Une nouvelle opération d’envergure à Calais
Ce mercredi 11 février 2026, sous l’autorité de François-Xavier Lauch, préfet du Pas-de-Calais, les services de l’État ont procédé à une nouvelle opération d’évacuation et de mise à l’abri des migrants installés dans la zone du Virval à Calais.
Il s’agit de la deuxième intervention de ce type depuis le début de l’année sur ce site. Selon les autorités, l’opération s’est déroulée dans le calme et sans incident majeur.
Le campement, occupé illégalement par environ 500 personnes, était considéré comme particulièrement préoccupant en raison de ses conditions de vie jugées indignes et de sa proximité immédiate avec l’autoroute, augmentant les risques d’accidents.
Une décision de justice à l’origine de l’évacuation
Cette intervention s’inscrit dans le cadre d’une procédure judiciaire engagée par Grand Calais Terres et Mers, propriétaire du terrain. Par une ordonnance rendue le 9 janvier 2026, le président du tribunal judiciaire de Boulogne-sur-Mer a ordonné la fin de l’occupation illégale du site.
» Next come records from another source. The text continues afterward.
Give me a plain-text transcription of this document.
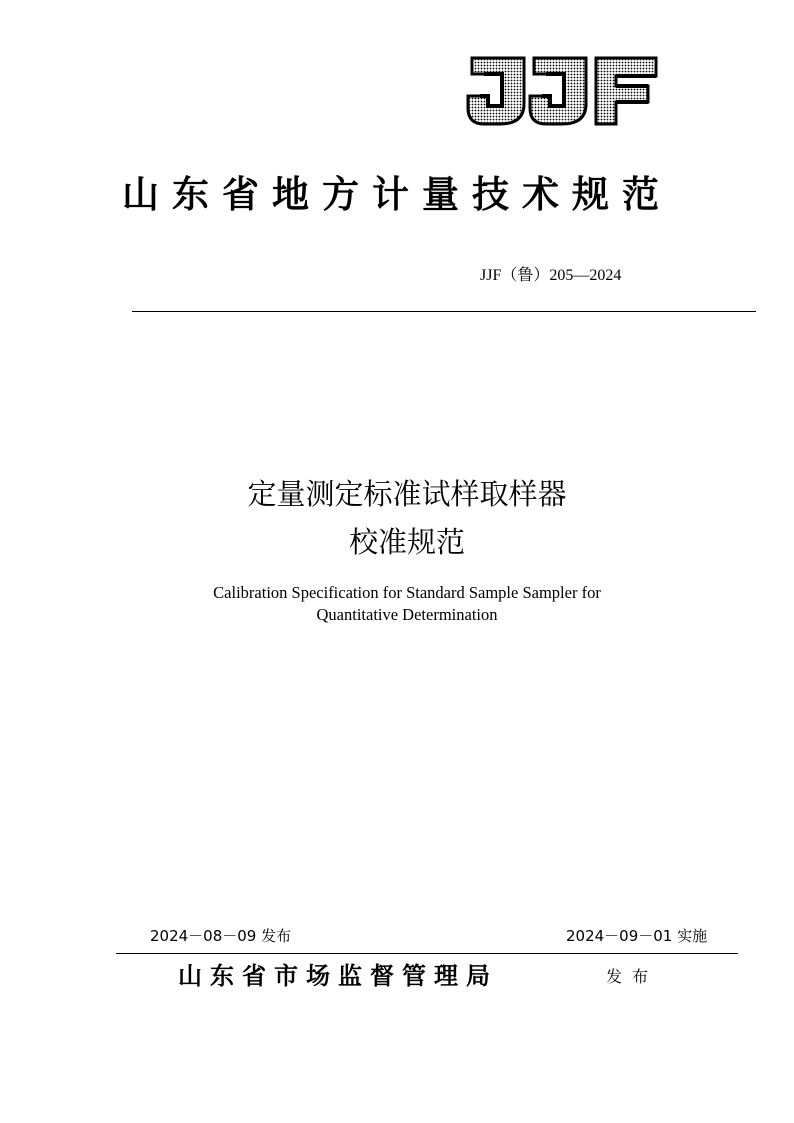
山东省地方计量技术规范
JJF（鲁）205—2024
定量测定标准试样取样器
校准规范
Calibration Specification for Standard Sample Sampler for
Quantitative Determination
2024－08－09 发布	2024－09－01 实施
山东省市场监督管理局	发布
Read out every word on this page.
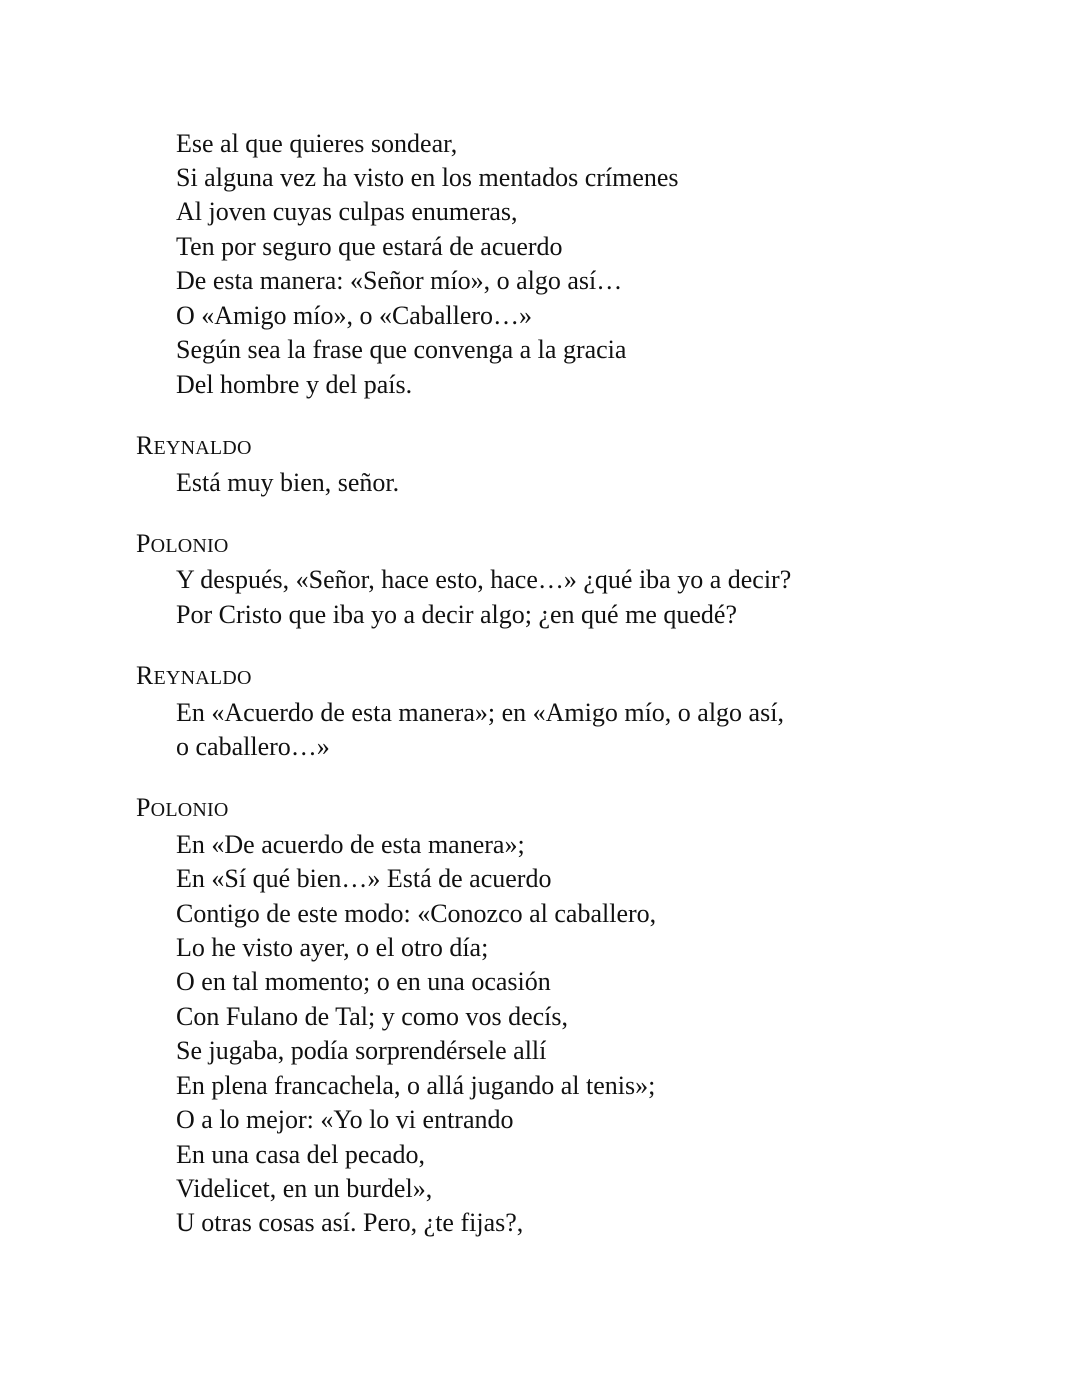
Ese al que quieres sondear,
Si alguna vez ha visto en los mentados crímenes
Al joven cuyas culpas enumeras,
Ten por seguro que estará de acuerdo
De esta manera: «Señor mío», o algo así…
O «Amigo mío», o «Caballero…»
Según sea la frase que convenga a la gracia
Del hombre y del país.
REYNALDO
Está muy bien, señor.
POLONIO
Y después, «Señor, hace esto, hace…» ¿qué iba yo a decir?
Por Cristo que iba yo a decir algo; ¿en qué me quedé?
REYNALDO
En «Acuerdo de esta manera»; en «Amigo mío, o algo así,
o caballero…»
POLONIO
En «De acuerdo de esta manera»;
En «Sí qué bien…» Está de acuerdo
Contigo de este modo: «Conozco al caballero,
Lo he visto ayer, o el otro día;
O en tal momento; o en una ocasión
Con Fulano de Tal; y como vos decís,
Se jugaba, podía sorprendérsele allí
En plena francachela, o allá jugando al tenis»;
O a lo mejor: «Yo lo vi entrando
En una casa del pecado,
Videlicet, en un burdel»,
U otras cosas así. Pero, ¿te fijas?,
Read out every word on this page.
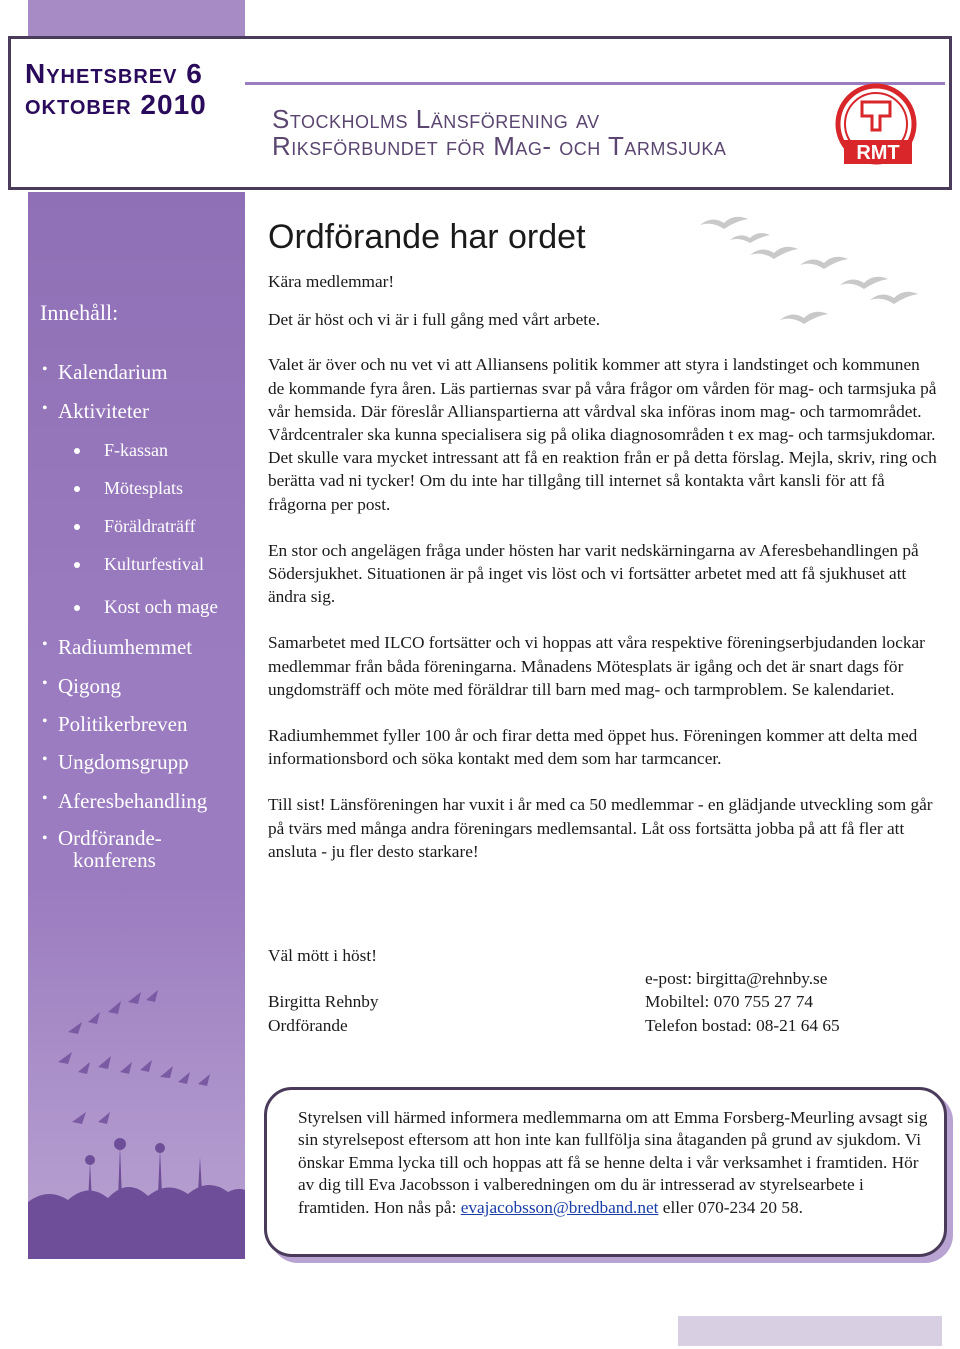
Nyhetsbrev 6
oktober 2010	Stockholms Länsförening av
Riksförbundet för Mag- och Tarmsjuka	RMT
Innehåll:
• Kalendarium
• Aktiviteter
F-kassan
Mötesplats
Föräldraträff
Kulturfestival
Kost och mage
• Radiumhemmet
• Qigong
• Politikerbreven
• Ungdomsgrupp
• Aferesbehandling
• Ordförande-
konferens
Ordförande har ordet

Kära medlemmar!

Det är höst och vi är i full gång med vårt arbete.

Valet är över och nu vet vi att Alliansens politik kommer att styra i landstinget och kommunen de kommande fyra åren. Läs partiernas svar på våra frågor om vården för mag- och tarmsjuka på vår hemsida. Där föreslår Allianspartierna att vårdval ska införas inom mag- och tarmområdet. Vårdcentraler ska kunna specialisera sig på olika diagnosområden t ex mag- och tarmsjukdomar. Det skulle vara mycket intressant att få en reaktion från er på detta förslag. Mejla, skriv, ring och berätta vad ni tycker! Om du inte har tillgång till internet så kontakta vårt kansli för att få frågorna per post.

En stor och angelägen fråga under hösten har varit nedskärningarna av Aferesbehandlingen på Södersjukhet. Situationen är på inget vis löst och vi fortsätter arbetet med att få sjukhuset att ändra sig.

Samarbetet med ILCO fortsätter och vi hoppas att våra respektive föreningserbjudanden lockar medlemmar från båda föreningarna. Månadens Mötesplats är igång och det är snart dags för ungdomsträff och möte med föräldrar till barn med mag- och tarmproblem. Se kalendariet.

Radiumhemmet fyller 100 år och firar detta med öppet hus. Föreningen kommer att delta med informationsbord och söka kontakt med dem som har tarmcancer.

Till sist! Länsföreningen har vuxit i år med ca 50 medlemmar - en glädjande utveckling som går på tvärs med många andra föreningars medlemsantal. Låt oss fortsätta jobba på att få fler att ansluta - ju fler desto starkare!

Väl mött i höst!
Birgitta Rehnby
Ordförande
e-post: birgitta@rehnby.se
Mobiltel: 070 755 27 74
Telefon bostad: 08-21 64 65
Styrelsen vill härmed informera medlemmarna om att Emma Forsberg-Meurling avsagt sig sin styrelsepost eftersom att hon inte kan fullfölja sina åtaganden på grund av sjukdom. Vi önskar Emma lycka till och hoppas att få se henne delta i vår verksamhet i framtiden. Hör av dig till Eva Jacobsson i valberedningen om du är intresserad av styrelsearbete i framtiden. Hon nås på: evajacobsson@bredband.net eller 070-234 20 58.
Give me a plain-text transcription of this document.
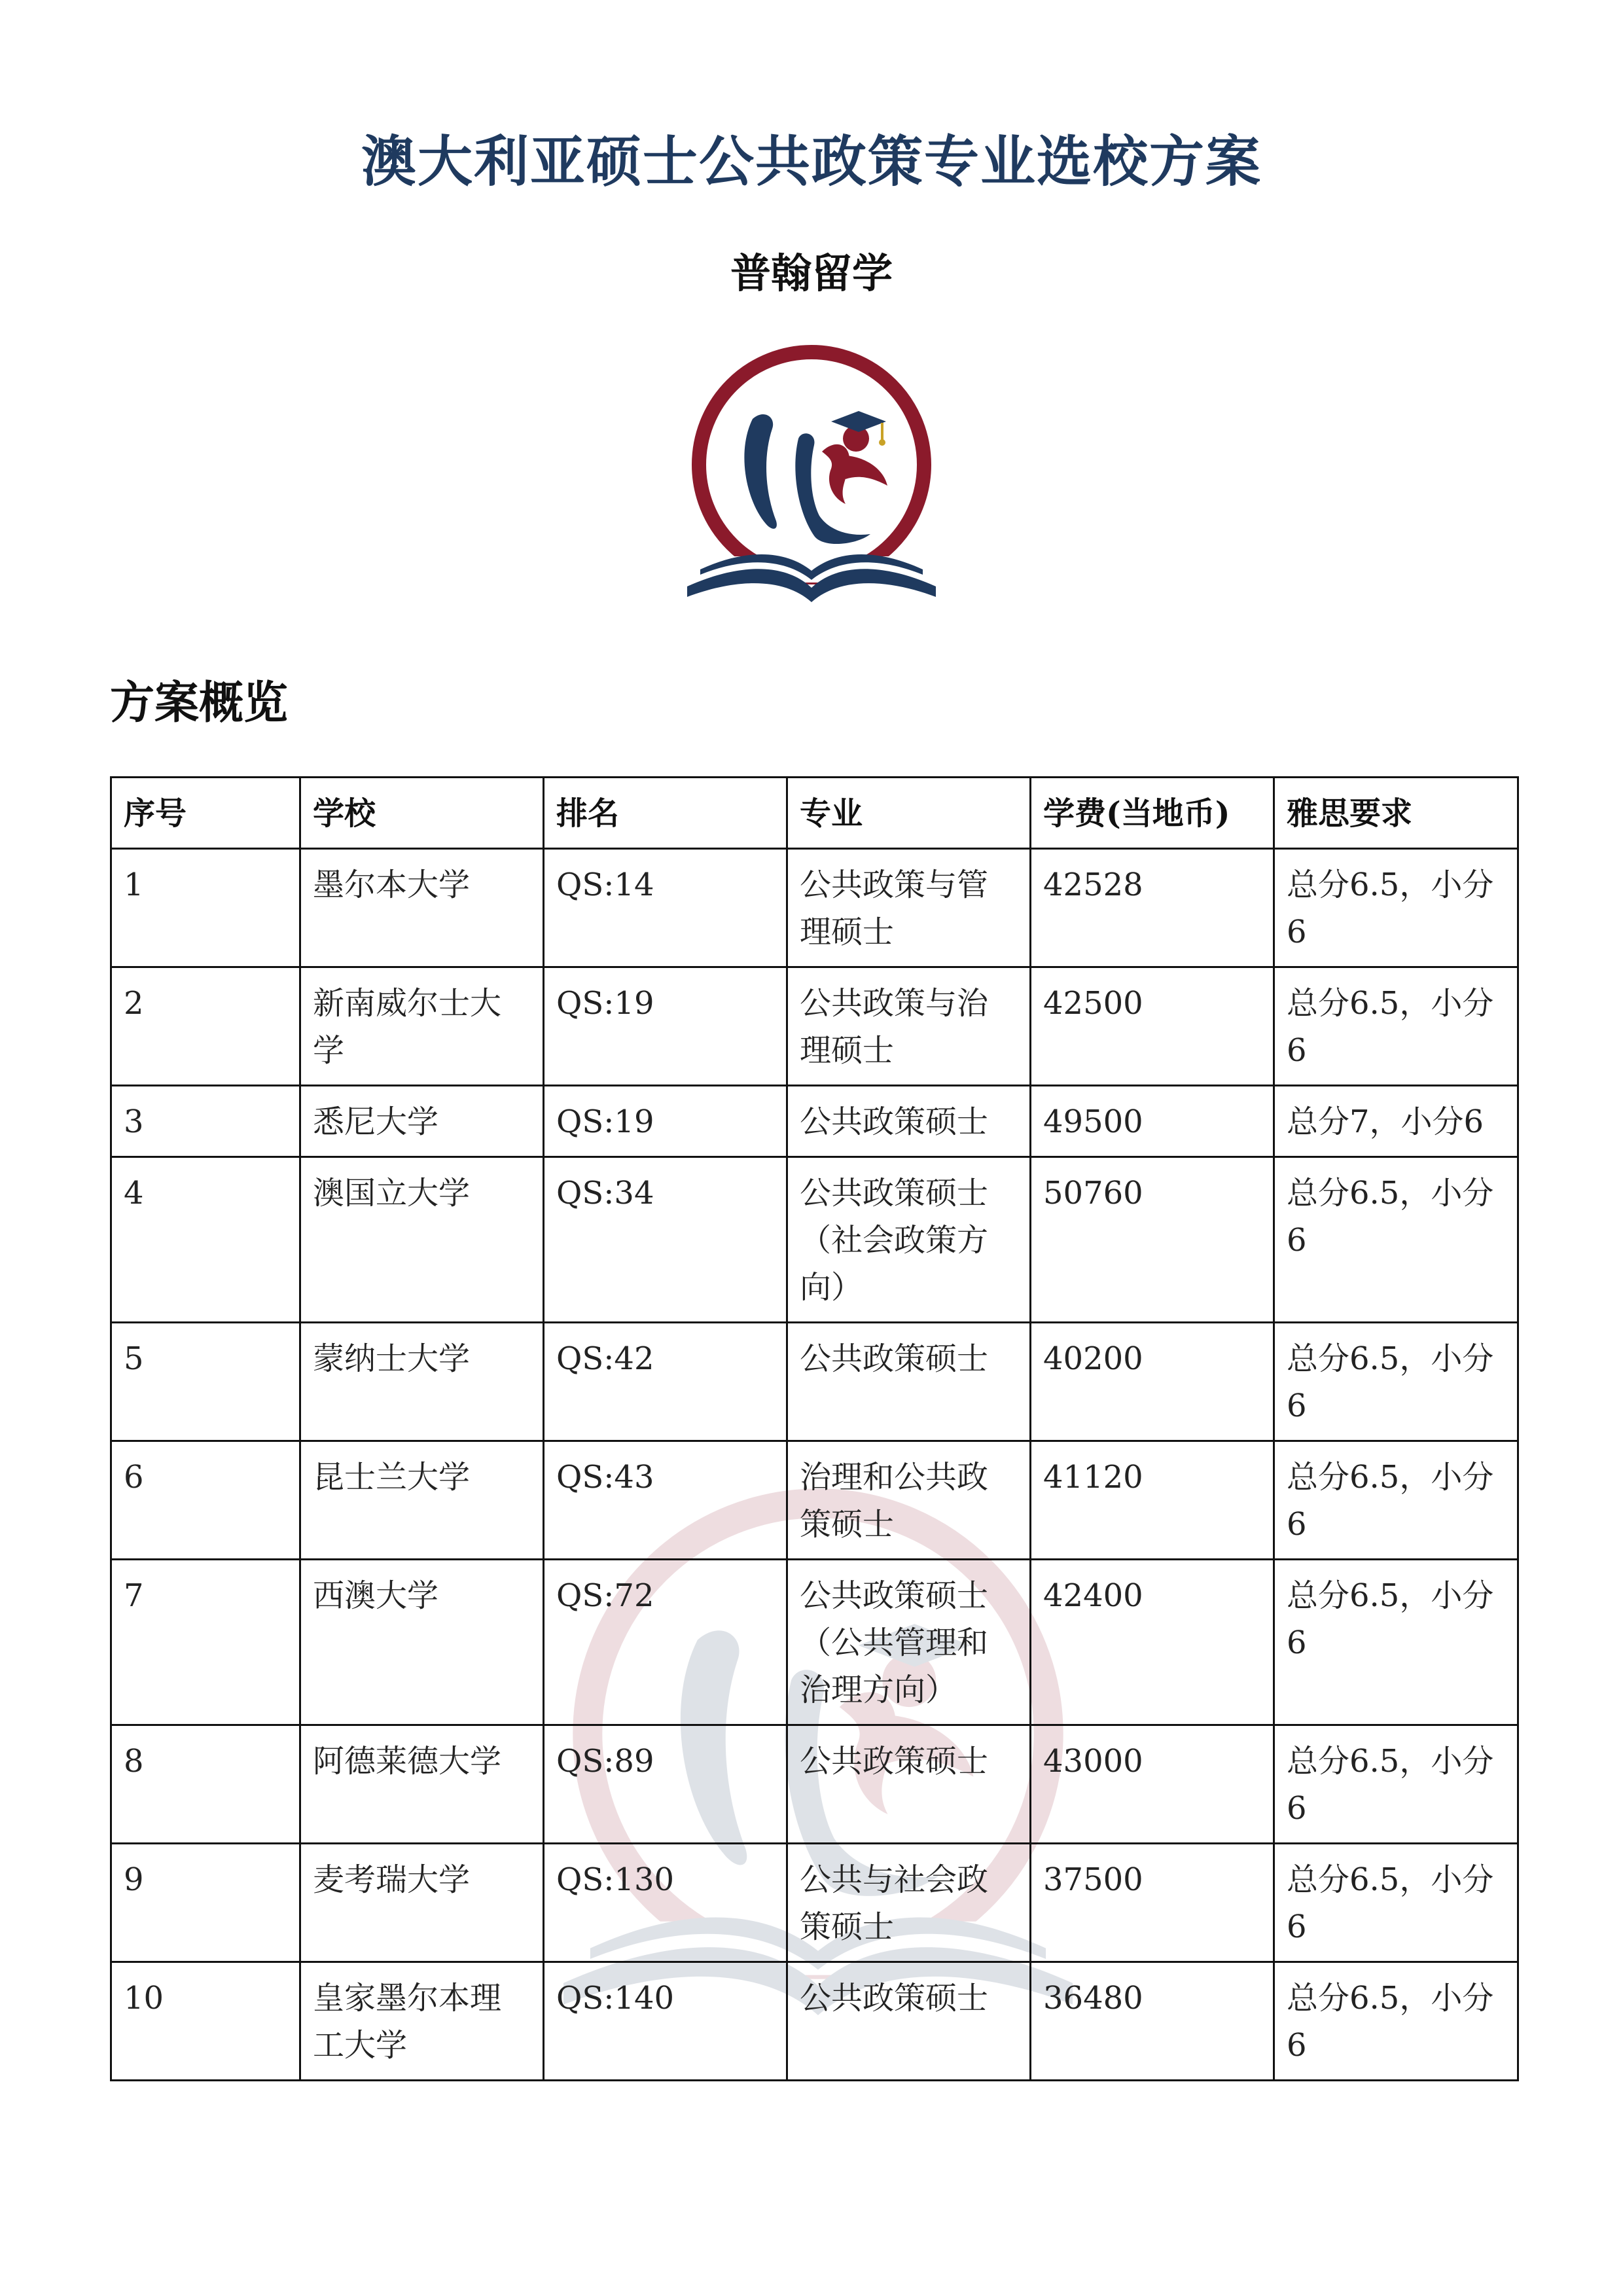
澳大利亚硕士公共政策专业选校方案
普翰留学
方案概览
序号	学校	排名	专业	学费(当地币)	雅思要求
1	墨尔本大学	QS:14	公共政策与管理硕士	42528	总分6.5，小分6
2	新南威尔士大学	QS:19	公共政策与治理硕士	42500	总分6.5，小分6
3	悉尼大学	QS:19	公共政策硕士	49500	总分7，小分6
4	澳国立大学	QS:34	公共政策硕士（社会政策方向）	50760	总分6.5，小分6
5	蒙纳士大学	QS:42	公共政策硕士	40200	总分6.5，小分6
6	昆士兰大学	QS:43	治理和公共政策硕士	41120	总分6.5，小分6
7	西澳大学	QS:72	公共政策硕士（公共管理和治理方向）	42400	总分6.5，小分6
8	阿德莱德大学	QS:89	公共政策硕士	43000	总分6.5，小分6
9	麦考瑞大学	QS:130	公共与社会政策硕士	37500	总分6.5，小分6
10	皇家墨尔本理工大学	QS:140	公共政策硕士	36480	总分6.5，小分6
Le préfet a ainsi accordé le concours de la force publique pour procéder à l’évacuation. Une première opération d’envergure avait déjà été menée le 30 janvier dernier sur le même fondement juridique.
163 personnes mises à l’abri, 26 interpellations
Sur place, une solution de mise à l’abri a été proposée aux personnes présentes, sur la base du volontariat. Au total, 163 migrants ont accepté cette prise en charge. Ils seront orientés vers des centres d’accueil et d’examen des situations (CAES) du Pas-de-Calais et plus largement de la région Hauts-de-France, afin de bénéficier d’un accompagnement adapté à leur situation administrative et sociale.
Par ailleurs, 26 personnes en situation irrégulière ont été interpellées afin de procéder à la vérification de leur droit au séjour.
Les autorités soulignent que la configuration du site favorisait également l’emprise des réseaux de passeurs, exploitant la vulnérabilité des migrants. Le campement générait aussi des troubles pour les riverains, le centre hospitalier voisin et les entreprises implantées à proximité.
Des travaux pour éviter toute réimplantation
L’agglomération a annoncé la poursuite de travaux de réaménagement et de sécurisation du terrain afin d’éviter toute réinstallation de campement de grande ampleur.
Pour l’État, ces opérations s’inscrivent dans une stratégie globale sur le littoral : lutter contre les filières de passeurs, prévenir les drames humains en mer, assurer une prise en charge humanitaire et garantir le maintien de l’ordre public.
Alors que la pression migratoire reste forte à Calais, cette nouvelle évacuation marque une nouvelle étape dans la gestion d’un dossier sensible, au cœur des enjeux sécuritaires et humanitaires du littoral nord.